Build MCP Servers Faster with a Clean, Compatible Starter Template
Building MCP servers from scratch often turns into a repetitive setup cycle. Before any real logic is written, time is spent structuring folders, wiring routes, configuring environments, and aligning everything with expected MCP patterns. This overhead slows down development, especially when working on multiple projects or rapid prototypes.
The real issue is not difficulty, but duplication. Most MCP projects begin with nearly identical boilerplate, yet there’s no consistent starting point that ensures both speed and compatibility with modern tooling. Developers either copy older codebases or rebuild setups manually, which introduces inconsistency and unnecessary effort.
To solve this, I created mcp-template, a minimal and opinionated starter template designed specifically for MCP server development. It removes the repetitive setup phase and provides a clean foundation that is immediately usable.
Github : https://github.com/ygohel18/mcp-template
The template comes with a well-structured architecture that separates routes, controllers, services, and configuration. This makes the codebase easier to navigate and scale, while also enforcing a consistent development pattern across projects. Instead of deciding how to organize your server, you can start building directly.

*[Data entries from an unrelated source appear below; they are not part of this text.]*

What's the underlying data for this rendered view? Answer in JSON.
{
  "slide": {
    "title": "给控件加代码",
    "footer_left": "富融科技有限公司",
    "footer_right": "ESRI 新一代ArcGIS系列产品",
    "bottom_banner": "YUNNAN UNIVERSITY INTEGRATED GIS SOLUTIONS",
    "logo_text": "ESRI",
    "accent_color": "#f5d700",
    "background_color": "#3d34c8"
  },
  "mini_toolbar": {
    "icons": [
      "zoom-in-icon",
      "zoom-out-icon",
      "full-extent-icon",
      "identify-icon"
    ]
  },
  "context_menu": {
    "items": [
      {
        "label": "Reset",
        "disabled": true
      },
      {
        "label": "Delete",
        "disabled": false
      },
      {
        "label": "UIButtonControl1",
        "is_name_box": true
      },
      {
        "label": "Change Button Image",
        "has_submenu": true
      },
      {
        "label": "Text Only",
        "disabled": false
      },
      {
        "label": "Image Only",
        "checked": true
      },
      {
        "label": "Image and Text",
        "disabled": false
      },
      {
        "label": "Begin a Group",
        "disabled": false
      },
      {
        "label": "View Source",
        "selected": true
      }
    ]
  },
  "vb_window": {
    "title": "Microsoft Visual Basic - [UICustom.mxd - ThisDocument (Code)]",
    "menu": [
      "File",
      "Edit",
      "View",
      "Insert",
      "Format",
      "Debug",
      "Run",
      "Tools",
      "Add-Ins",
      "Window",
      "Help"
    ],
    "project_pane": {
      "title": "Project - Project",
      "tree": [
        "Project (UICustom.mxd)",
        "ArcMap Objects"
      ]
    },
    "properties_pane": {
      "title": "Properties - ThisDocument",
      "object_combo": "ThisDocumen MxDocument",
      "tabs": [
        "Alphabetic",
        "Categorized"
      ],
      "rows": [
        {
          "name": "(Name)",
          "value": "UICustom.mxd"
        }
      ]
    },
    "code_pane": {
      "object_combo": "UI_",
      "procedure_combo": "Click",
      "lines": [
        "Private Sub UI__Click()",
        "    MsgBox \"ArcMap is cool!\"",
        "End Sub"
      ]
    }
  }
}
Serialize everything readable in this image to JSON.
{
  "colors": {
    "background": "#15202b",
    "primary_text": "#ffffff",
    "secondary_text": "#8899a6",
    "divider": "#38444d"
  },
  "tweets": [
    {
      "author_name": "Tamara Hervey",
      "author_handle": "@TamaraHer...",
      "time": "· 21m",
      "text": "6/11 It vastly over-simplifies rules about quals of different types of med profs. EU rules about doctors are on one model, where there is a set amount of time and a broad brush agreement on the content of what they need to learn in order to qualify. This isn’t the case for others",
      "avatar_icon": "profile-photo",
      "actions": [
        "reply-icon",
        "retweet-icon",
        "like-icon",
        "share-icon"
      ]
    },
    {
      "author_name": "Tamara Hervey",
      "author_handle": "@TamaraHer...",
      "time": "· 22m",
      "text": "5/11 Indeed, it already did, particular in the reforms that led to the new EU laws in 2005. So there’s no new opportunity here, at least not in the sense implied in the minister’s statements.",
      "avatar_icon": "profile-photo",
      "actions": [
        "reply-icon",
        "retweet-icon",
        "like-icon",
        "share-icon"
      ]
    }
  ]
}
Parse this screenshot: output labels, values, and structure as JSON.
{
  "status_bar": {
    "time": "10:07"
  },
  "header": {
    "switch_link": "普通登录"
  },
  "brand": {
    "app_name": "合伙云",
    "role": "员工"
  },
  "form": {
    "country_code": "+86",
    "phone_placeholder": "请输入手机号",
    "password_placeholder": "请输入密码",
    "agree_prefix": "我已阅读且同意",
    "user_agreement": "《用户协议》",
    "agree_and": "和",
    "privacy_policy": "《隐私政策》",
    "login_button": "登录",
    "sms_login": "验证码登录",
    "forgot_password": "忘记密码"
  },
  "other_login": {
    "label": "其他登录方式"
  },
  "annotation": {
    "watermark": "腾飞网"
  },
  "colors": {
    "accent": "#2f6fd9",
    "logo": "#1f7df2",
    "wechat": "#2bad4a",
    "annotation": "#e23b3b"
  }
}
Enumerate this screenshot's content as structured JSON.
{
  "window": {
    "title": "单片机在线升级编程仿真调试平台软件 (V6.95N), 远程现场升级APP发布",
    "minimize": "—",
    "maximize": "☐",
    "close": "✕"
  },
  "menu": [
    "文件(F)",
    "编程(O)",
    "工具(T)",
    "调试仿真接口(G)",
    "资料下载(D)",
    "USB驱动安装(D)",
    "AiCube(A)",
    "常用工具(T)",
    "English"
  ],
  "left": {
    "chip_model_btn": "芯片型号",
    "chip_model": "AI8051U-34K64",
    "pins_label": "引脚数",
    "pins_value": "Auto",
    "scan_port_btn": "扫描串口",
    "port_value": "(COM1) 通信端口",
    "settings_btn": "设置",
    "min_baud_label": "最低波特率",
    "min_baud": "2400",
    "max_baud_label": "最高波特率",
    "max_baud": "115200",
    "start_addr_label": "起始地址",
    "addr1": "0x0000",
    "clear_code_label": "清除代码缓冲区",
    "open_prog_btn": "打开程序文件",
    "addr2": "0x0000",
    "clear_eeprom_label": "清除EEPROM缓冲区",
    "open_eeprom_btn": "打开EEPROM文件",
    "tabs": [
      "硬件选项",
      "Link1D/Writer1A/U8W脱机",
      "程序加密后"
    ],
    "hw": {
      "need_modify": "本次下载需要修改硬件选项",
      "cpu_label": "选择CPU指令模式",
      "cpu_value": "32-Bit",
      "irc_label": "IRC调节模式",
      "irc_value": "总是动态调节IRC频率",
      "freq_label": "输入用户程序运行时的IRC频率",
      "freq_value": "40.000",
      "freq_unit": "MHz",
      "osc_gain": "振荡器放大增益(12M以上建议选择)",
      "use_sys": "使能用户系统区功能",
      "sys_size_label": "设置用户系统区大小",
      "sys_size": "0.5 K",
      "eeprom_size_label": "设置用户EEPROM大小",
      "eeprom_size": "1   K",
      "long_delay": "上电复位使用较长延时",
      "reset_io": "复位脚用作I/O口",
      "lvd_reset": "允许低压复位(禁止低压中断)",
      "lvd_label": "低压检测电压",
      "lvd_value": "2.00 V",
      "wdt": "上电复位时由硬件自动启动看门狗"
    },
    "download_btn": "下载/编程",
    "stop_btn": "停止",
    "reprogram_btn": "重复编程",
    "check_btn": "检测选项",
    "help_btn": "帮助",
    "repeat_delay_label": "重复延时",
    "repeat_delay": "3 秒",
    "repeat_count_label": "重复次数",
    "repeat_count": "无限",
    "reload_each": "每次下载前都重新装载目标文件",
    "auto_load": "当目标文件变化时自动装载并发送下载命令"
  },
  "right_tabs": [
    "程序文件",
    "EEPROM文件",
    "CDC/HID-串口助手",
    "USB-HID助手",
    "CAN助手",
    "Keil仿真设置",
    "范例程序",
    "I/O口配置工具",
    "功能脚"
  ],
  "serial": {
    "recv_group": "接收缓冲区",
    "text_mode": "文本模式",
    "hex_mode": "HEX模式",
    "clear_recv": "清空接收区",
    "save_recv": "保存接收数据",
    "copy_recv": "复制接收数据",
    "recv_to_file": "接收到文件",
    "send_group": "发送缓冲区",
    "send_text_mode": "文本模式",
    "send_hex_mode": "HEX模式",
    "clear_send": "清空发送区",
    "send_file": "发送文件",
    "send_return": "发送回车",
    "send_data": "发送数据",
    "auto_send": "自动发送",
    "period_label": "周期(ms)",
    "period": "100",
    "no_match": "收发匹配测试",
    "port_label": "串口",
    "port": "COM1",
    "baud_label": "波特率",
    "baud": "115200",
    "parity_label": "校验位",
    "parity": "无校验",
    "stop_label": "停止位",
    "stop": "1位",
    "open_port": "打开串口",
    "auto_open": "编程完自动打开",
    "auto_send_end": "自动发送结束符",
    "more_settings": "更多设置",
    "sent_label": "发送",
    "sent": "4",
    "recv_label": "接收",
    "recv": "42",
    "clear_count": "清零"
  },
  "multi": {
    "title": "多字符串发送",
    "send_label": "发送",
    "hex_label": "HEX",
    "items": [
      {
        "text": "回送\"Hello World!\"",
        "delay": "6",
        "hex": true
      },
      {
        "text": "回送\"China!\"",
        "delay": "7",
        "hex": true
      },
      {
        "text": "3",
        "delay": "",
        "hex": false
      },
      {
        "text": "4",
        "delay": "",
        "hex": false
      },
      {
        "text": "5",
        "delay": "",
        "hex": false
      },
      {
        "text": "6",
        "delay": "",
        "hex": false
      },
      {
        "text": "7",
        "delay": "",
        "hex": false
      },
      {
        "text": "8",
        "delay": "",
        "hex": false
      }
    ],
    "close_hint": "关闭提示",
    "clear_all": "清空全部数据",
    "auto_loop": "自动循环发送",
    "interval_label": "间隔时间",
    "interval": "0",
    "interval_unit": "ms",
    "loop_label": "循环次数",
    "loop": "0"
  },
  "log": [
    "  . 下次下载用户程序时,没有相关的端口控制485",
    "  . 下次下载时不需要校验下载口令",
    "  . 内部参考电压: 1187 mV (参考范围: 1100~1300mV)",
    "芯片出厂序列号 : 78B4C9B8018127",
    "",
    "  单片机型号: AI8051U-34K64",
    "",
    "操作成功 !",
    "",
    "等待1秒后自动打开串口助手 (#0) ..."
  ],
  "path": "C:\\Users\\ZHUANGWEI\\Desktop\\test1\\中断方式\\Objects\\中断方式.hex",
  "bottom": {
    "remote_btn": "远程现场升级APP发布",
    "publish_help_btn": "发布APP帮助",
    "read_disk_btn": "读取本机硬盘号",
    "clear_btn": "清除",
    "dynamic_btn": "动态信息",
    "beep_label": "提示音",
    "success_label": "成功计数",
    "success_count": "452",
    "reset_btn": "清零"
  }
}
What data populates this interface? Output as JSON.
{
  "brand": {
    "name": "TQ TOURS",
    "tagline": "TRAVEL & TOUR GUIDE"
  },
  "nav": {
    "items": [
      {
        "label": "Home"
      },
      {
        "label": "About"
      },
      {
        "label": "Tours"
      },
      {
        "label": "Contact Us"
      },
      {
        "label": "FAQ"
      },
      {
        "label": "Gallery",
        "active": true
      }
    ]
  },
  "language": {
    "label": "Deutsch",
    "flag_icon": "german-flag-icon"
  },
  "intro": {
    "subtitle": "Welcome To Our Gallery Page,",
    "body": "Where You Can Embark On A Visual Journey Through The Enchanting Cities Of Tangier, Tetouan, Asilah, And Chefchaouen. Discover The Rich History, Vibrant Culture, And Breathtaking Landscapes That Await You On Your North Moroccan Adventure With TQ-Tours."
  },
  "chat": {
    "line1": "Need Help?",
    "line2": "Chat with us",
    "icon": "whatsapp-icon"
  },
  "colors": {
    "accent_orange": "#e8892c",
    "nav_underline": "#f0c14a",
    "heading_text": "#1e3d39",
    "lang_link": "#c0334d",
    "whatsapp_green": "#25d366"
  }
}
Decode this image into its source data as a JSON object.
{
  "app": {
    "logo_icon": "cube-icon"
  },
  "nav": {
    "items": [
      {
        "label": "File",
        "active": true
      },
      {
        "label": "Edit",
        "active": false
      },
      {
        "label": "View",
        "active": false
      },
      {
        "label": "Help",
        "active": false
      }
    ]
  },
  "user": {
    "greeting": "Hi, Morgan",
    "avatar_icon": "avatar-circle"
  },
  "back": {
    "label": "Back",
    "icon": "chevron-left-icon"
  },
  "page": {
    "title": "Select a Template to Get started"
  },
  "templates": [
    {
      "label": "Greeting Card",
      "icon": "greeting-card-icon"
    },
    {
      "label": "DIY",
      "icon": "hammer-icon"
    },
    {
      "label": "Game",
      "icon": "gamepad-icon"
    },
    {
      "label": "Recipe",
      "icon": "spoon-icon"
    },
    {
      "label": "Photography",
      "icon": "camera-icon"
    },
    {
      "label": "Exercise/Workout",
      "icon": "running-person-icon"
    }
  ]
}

A key aspect of this template is that it is pre-configured for modern MCP compatibility. It supports Server-Sent Events (SSE) out of the box, enabling real-time streaming responses which are essential for many MCP and LLM-driven applications. This ensures smooth integration with clients that rely on streaming communication patterns.
It is also designed to work seamlessly with tools like local LLM environments, including LM Studio, making it ideal for local development and testing without relying on external APIs. This allows developers to iterate quickly, test prompts, and debug interactions in a fully offline or controlled setup.
In addition, the template is aligned with OpenAI-compatible OAuth flows, making it easier to integrate authentication and authorization in a standardized way. This is particularly useful when building applications that need secure access control while still maintaining compatibility with widely used AI ecosystems.
Another notable feature is support for the latest skills.md conventions, ensuring that capabilities and tool definitions remain structured and discoverable. This keeps the project aligned with evolving MCP standards and improves interoperability with tools and agents that rely on these definitions.
Getting started is simple. Clone the repository, install dependencies, and run the development server. Within minutes, you have a working MCP server that supports streaming, local LLM testing, and modern authentication patterns.
Overall, this template is built to remove friction while staying future-ready. By combining a clean structure with built-in compatibility for SSE, local development tools like LM Studio, OpenAI-style OAuth, and updated skills support, it allows developers to focus on building features instead of rebuilding foundations.